Tous se recouvrirent et la conversation reprit. Don Francisco, qui n’y prêtait qu’une oreille distraite, s’approcha de Diego Alatriste et, d’un signe du menton, lui montra deux individus qui se tenaient à distance, dans la foule.

— Vous suivraient-ils, capitaine ? demanda-t-il à voix basse, l’air de rien. Ou est-ce moi ?

Alatriste jeta un regard discret aux deux hommes. Ils avaient l’air d’argousins ou de sicaires.

Se sentant observés, ils s’étaient retournés légèrement en se dissimulant.

— Je dirais que c’est moi, Don Francisco. Mais avec vous et votre plume, on ne sait jamais.

Le poète regarda mon maître en fronçant le sourcil.

— Supposons qu’il s’agisse de vous. L’affaire est grave ?

— Peut-être.

— Soit. Eh bien, puisqu’il faut nous battre, battons-nous… Avez-vous besoin d’aide ?

— Pas pour le moment – le capitaine regardait les spadassins en plissant légèrement les paupières, comme s’il voulait graver leurs visages dans sa mémoire… De plus, vous avez déjà suffisamment d’ennuis pour vous charger des miens.

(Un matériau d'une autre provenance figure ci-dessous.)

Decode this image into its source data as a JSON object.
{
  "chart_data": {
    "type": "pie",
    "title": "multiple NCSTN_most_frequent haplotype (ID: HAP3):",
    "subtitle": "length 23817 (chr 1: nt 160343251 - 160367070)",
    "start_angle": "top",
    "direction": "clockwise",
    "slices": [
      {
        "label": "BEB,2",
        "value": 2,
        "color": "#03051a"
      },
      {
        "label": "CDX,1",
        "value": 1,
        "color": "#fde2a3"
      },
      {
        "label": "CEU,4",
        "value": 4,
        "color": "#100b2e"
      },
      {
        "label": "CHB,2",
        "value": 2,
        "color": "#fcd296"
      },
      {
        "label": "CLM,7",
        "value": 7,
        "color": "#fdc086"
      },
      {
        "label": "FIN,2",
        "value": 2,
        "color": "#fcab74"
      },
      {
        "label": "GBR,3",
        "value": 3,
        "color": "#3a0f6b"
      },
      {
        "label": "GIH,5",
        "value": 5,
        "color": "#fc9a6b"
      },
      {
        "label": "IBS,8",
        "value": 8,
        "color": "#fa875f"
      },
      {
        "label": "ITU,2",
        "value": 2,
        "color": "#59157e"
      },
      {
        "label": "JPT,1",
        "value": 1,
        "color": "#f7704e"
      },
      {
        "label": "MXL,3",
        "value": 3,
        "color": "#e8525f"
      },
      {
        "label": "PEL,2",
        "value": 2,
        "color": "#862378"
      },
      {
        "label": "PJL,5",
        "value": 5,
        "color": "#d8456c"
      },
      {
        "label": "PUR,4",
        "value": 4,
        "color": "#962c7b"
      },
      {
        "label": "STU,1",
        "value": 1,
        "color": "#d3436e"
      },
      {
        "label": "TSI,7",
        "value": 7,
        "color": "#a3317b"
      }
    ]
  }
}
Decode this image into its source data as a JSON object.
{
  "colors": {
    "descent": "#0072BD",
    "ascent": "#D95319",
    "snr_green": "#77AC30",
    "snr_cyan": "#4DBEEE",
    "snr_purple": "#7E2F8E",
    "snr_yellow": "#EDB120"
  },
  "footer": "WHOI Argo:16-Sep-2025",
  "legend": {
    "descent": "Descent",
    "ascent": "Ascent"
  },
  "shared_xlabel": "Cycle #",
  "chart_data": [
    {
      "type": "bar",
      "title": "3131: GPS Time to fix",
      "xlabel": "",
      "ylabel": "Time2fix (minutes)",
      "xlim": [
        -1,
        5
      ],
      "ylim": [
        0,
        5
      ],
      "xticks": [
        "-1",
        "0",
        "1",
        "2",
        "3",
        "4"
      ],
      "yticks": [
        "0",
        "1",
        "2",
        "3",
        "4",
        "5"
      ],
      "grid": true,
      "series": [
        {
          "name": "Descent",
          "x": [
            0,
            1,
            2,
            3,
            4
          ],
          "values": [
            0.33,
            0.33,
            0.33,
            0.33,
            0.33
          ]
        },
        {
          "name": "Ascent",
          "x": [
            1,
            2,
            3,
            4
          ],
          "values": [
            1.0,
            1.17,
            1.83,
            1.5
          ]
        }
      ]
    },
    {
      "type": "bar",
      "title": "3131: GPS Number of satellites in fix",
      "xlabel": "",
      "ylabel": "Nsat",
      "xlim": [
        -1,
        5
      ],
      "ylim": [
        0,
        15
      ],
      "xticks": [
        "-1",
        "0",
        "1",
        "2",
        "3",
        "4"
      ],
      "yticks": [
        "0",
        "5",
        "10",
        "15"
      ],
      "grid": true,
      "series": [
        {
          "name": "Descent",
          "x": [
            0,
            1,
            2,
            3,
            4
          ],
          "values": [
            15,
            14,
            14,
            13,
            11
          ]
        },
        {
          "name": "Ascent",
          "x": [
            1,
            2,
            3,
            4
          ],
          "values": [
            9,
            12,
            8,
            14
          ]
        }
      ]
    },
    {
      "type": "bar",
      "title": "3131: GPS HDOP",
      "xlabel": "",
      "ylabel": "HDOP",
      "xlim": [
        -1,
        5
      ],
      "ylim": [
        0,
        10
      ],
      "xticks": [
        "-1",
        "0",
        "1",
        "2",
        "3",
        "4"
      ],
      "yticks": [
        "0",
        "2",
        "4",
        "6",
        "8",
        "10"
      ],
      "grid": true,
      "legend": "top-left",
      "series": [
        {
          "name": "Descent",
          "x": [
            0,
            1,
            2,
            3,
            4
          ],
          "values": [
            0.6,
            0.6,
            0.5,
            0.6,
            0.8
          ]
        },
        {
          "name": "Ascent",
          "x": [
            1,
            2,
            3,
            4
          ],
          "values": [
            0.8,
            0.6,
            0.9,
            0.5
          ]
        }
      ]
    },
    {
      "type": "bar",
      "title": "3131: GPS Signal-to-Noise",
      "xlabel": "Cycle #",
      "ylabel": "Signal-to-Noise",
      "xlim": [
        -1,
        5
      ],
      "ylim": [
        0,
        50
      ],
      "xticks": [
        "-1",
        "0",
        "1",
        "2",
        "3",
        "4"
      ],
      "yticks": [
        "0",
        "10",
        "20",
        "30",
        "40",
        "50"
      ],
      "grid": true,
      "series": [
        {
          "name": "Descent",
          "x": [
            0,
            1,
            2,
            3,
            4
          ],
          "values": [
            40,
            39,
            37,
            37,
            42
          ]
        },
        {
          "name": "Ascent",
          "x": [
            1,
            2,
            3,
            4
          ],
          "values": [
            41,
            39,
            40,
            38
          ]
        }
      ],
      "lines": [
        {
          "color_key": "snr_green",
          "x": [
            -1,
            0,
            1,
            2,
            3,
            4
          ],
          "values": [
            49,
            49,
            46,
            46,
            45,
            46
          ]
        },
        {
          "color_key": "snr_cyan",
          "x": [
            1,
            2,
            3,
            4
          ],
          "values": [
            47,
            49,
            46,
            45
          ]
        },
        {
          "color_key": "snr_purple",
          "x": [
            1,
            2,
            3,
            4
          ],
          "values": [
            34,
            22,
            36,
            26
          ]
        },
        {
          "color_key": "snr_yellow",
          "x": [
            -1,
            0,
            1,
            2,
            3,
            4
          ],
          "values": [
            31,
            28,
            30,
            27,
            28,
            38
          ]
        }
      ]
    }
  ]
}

Don Francisco se tut. Puis il tordit sa moustache et, après avoir ajusté ses besicles, lança aux deux quidams un regard résolu et furieux.

— Quoi qu’il en soit, conclut-il, s’il faut nous battre, deux contre deux font la partie égale. Vous pouvez compter sur moi.

— Je le sais, répondit Alatriste.

— Zis, zas, en garde et sus à l’ennemi – le poète avait posé la main sur le pommeau de son épée qui dépassait sous son petit manteau. Je vous dois bien cela. Et mon maître n’est pourtant pas Pacheco.

Le capitaine répondit à son sourire malicieux.

Luis Pacheco de Narvaéz était le maître d’armes le plus réputé de Madrid. Il donnait même des leçons au roi. L’homme avait écrit plusieurs traités sur le maniement des armes. Un jour qu’il se trouvait chez le président de Castille, Don Francisco de Quevedo et lui se mirent à ergoter sur des vétilles. Ayant résolu d’en avoir le cœur net dans une démonstration amicale, ils prirent leurs lames et Don Francisco toucha maître Pacheco à la tête dès le premier assaut, faisant voler son chapeau. Depuis, l’inimitié entre les deux hommes était devenue mortelle. L’un avait dénoncé l’autre devant le tribunal de l’Inquisition et celui-là avait peint un portrait fort peu charitable du premier dans L’Histoire de la vie du filou don Pablo qui, bien qu’imprimée deux ou trois ans plus tard, circulait déjà sous forme de copies manuscrites dans tout Madrid.